Vocês conseguem perceber que tudo que envolve aquele homem nos primeiros momentos daquele encontro com Jesus são informações de dominação?
À semelhança da tempestade, Jesus dá uma ordem àquilo que domina a humanidade naquela pessoa: espírito imundo saia deste homem... É engraçado porque não há uma saída imediata, mas o que surge é surpreendente, um diálogo. O mal personificado “conversa” com Jesus. O Evangelho de Marcos é todo escrito em grego, mas o nome do possuidor – Legião – é escrito em latim, língua do povo colonizador, os romanos. Isto é simbólico, a dominação ocorre até na linguagem. A saída é gradual, porque é preciso a conscientização da travessia. É preciso ir abrindo mão daquilo que nos domina, desde a linguagem do outro dominador até a devolução da capacidade de dizer por si e não mais viver em uma espécie de menoridade em que o outro dominador/possuidor diga algo por mim. Isto, não nos representa.
O encontro com Jesus nos devolve a nós mesmos. Nos devolve a dignidade, pois o Evangelho nos indica o caminho que é luz para nossas vidas. Não precisamos que outros nos digam o que fazer, redescobrimos a alegria de conviver com nossa própria história e identidade, nos revestimos da dignidade dos filhos e filhas de Deus e nos entendemos com nossas vidas.
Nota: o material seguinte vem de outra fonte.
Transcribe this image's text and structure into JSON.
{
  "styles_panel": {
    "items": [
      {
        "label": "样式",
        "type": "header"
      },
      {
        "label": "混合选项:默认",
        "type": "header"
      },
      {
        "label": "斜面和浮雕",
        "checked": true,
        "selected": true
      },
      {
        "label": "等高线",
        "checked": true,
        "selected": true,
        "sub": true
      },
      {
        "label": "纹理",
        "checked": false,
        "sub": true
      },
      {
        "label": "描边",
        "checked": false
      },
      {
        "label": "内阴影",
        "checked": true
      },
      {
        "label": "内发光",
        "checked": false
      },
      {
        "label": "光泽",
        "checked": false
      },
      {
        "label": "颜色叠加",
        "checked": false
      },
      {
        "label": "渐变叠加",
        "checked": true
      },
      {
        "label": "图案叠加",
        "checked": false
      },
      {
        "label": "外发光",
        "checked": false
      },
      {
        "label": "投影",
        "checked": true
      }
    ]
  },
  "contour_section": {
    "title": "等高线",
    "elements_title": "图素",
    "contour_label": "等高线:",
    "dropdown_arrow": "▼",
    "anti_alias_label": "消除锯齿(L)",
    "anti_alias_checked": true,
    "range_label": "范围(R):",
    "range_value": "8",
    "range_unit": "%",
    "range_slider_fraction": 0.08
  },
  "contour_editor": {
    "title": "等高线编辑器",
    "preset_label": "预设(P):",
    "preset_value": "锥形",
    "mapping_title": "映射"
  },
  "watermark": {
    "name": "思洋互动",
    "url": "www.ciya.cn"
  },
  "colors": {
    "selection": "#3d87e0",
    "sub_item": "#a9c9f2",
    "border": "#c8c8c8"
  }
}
Aprendemos a falar por nós e a proclamar as belezas e maravilhas da Palavra que nos abre às novas perspectivas da travessia, chegamos à outra margem do ser em segurança e sorrimos felizes, por sermos libertos.
O segundo momento é uma reviravolta. A Legião deixa o homem. A Legião que se encontra com Jesus afoga-se na arrogância, no ódio e na indiferença. Os maus e os dominadores importam-se somente com impostos, importam-se com leis que oprimem e desnudam o povo. Os maus não se importam porque vivendo na escuridão de sua incapacidade de amar e servir bebem da água salgada de sua própria ação de dominação. De um lado Jesus liberta amando, de outro, os maus se perdem por não entender o que o amor liberta e não aprisiona.
O homem se encontra com Jesus em seu perfeito juízo (pode decidir por si), o homem está vestido. Ele se assenta à mesa com Jesus e participa da intimidade do Reino. É o primeiro discípulo chamado a anunciar as maravilhas de Deus em terras pagãs. E ele vai, não se furta à missão dada. Ele fala por si e, falando por si, fala do Evangelho do amor que o encontrou e o livrou da dominação do mal.
Com Jesus a gente recupera o fôlego para continuarmos a caminhada como homens e mulheres libertos de nossas “prisões”.
Coragem irmãos e irmãs!
Deus é bom e Ele cuida de nós!
Pe. Jean Lúcio de Souza
Memória litúrgica de São Brás.
São Bás, rogai por nós!
Nos livre dos males da garganta e de qualquer outra doença. Amém!